Art.6.Het hoofd van het [1 Departement Zorg]1 beslist op welke personeelsleden, uitrusting en installaties van het departement Welzijn, Volksgezondheid en Gezin het Vlaams Infrastructuurfonds voor Persoonsgebonden Aangelegenheden voor de uitvoering van zijn taken een beroep doet.
  ----------
  (1)<BVR 2023-05-12/09, art. 63, 008; Inwerkingtreding : 10-07-2023>

Art.7. In artikel 13 van het besluit van de Vlaamse Regering van 31 maart 2006 betreffende het departement Welzijn, Volksgezondheid en Gezin, betreffende de inwerkingtreding van regelgeving tot oprichting van agentschappen in het beleidsdomein Welzijn, Volksgezondheid en Gezin en betreffende de wijziging van regelgeving met betrekking tot dat beleidsdomein, wordt punt 10° opgeheven.

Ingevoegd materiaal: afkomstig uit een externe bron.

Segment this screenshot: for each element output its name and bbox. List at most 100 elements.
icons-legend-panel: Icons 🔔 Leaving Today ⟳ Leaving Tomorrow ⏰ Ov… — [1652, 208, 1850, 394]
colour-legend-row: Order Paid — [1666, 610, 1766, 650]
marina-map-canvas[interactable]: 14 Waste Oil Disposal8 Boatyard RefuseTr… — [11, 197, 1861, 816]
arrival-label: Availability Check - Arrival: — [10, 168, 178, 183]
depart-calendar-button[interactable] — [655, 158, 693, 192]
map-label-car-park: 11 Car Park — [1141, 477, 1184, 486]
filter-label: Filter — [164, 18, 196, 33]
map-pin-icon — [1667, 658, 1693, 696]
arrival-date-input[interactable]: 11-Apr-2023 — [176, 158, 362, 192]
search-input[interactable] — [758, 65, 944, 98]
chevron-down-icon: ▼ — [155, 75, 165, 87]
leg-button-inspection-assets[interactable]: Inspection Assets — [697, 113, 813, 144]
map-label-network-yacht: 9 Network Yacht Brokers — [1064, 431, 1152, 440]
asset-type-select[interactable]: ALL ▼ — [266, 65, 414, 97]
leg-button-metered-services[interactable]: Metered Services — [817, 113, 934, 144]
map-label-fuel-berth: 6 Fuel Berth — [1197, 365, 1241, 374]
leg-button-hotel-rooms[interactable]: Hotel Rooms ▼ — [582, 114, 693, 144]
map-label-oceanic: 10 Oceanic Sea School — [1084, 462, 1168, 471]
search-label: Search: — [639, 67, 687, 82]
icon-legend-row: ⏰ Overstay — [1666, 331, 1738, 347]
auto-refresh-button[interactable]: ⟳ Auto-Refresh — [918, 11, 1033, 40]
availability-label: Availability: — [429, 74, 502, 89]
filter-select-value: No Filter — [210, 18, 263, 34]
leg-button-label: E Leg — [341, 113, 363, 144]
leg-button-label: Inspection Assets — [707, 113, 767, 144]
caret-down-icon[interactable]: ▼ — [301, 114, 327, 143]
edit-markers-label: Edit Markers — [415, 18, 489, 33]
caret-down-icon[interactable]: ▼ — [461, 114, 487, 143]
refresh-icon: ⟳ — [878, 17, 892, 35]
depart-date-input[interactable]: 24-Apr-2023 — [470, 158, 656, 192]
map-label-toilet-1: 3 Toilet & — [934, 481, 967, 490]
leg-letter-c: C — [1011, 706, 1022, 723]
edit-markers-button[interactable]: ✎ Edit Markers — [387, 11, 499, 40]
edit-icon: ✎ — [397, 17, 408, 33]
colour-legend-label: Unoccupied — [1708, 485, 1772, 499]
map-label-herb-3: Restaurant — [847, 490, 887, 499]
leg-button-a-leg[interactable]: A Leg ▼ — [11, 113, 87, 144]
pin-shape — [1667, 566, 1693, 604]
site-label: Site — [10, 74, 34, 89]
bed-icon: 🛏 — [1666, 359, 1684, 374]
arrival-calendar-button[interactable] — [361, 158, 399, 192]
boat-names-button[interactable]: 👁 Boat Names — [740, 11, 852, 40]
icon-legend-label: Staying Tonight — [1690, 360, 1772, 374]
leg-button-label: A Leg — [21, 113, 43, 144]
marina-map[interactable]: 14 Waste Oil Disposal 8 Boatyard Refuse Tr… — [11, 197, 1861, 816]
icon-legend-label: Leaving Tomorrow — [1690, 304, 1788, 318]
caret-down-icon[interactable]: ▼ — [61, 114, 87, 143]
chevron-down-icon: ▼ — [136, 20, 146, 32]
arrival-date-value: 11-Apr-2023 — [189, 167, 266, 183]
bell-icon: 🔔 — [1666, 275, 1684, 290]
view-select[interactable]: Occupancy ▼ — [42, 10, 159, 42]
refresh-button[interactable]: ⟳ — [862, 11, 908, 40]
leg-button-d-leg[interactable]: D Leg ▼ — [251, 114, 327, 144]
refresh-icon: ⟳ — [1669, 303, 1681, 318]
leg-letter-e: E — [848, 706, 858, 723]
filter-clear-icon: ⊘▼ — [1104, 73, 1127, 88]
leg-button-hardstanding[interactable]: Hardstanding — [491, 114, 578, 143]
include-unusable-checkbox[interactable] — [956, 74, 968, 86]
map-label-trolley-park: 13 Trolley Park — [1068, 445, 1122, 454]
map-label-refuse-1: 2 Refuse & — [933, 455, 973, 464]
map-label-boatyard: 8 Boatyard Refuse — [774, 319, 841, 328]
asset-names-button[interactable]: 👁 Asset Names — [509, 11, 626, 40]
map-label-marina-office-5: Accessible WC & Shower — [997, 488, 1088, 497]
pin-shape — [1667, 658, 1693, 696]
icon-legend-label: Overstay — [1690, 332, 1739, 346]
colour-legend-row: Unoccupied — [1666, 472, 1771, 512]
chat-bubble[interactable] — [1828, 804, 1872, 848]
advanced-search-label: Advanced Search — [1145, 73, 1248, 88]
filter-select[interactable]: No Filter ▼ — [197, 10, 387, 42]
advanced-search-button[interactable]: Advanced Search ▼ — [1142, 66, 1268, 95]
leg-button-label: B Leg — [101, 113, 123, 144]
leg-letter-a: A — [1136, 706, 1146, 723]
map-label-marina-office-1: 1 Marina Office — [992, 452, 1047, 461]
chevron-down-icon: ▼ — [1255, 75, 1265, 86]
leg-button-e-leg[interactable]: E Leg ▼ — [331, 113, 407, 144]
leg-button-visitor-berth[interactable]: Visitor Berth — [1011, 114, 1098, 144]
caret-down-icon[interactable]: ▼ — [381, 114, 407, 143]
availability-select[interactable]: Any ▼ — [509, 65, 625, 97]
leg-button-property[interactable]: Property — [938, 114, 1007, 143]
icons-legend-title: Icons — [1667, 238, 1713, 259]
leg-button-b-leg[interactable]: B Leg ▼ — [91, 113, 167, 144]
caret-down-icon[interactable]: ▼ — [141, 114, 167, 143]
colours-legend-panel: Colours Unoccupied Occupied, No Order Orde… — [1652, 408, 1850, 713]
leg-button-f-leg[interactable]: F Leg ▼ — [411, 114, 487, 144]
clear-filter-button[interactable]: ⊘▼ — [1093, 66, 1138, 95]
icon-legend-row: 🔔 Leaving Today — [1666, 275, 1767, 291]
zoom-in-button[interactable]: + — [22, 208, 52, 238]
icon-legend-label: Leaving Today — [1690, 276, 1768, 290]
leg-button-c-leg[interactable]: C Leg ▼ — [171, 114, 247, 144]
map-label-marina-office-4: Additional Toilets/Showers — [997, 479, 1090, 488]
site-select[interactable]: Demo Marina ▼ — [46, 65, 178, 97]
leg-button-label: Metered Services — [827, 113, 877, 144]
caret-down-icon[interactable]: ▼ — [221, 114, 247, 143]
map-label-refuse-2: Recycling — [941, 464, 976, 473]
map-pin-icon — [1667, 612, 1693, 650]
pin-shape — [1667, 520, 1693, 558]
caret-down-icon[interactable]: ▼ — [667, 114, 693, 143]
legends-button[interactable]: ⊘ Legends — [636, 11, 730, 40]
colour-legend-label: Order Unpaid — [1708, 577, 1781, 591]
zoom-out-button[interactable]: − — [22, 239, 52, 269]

Art.8. In artikel 40, § 2, vijfde lid, van het Besluit van de Vlaamse Regering van 8 juni 1999 houdende de procedureregels inzake de infrastructuur voor persoonsgebonden aangelegenheden, ingevoegd bij het besluit van de Vlaamse Regering van 30 mei 2008, worden de woorden "de minister" telkens vervangen door de woorden "het Fonds".
  In artikel 19, vijfde lid, van het besluit van de Vlaamse Regering van 1 september 2006 tot regeling van de alternatieve investeringswaarborg verstrekt door het Vlaams Infrastructuurfonds voor Persoonsgebonden Aangelegenheden, gewijzigd bij de besluiten van de Vlaamse Regering van 7 september 2007 en 30 mei 2008, worden de woorden "de minister" telkens vervangen door de woorden "het Fonds".
  In artikel 24, § 4, eerste lid, van het besluit van de Vlaamse Regering van 9 februari 2007 tot regeling van de investeringswaarborg voor rusthuizen, verstrekt door het Vlaams Infrastructuurfonds voor Persoonsgebonden Aangelegenheden, en tot wijziging van het besluit van de Vlaamse Regering van 1 september 2006 tot regeling van de alternatieve investeringswaarborg verstrekt door het Vlaams Infrastructuurfonds voor Persoonsgebonden Aangelegenheden, vervangen bij het besluit van de Vlaamse Regering van 7 september 2007 en gewijzigd bij het Besluit van de Vlaamse Regering van 30 mei 2008, worden de woorden "de minister" telkens vervangen door de woorden "het Fonds".

Art.9. Het besluit van de Vlaamse Regering van 6 juli 1994 tot regeling van de werking en het financieel beheer van het Vlaams Infrastructuurfonds voor Persoonsgebonden Aangelegenheden, gewijzigd bij de besluiten van de Vlaamse Regering van 8 juni 1999 en 31 maart 2006, wordt opgeheven.

Art. 10. De Vlaamse minister, bevoegd voor de Bijstand aan Personen, en de Vlaamse minister, bevoegd voor het Gezondheidsbeleid, zijn, ieder wat hem of haar betreft, belast met de uitvoering van dit besluit.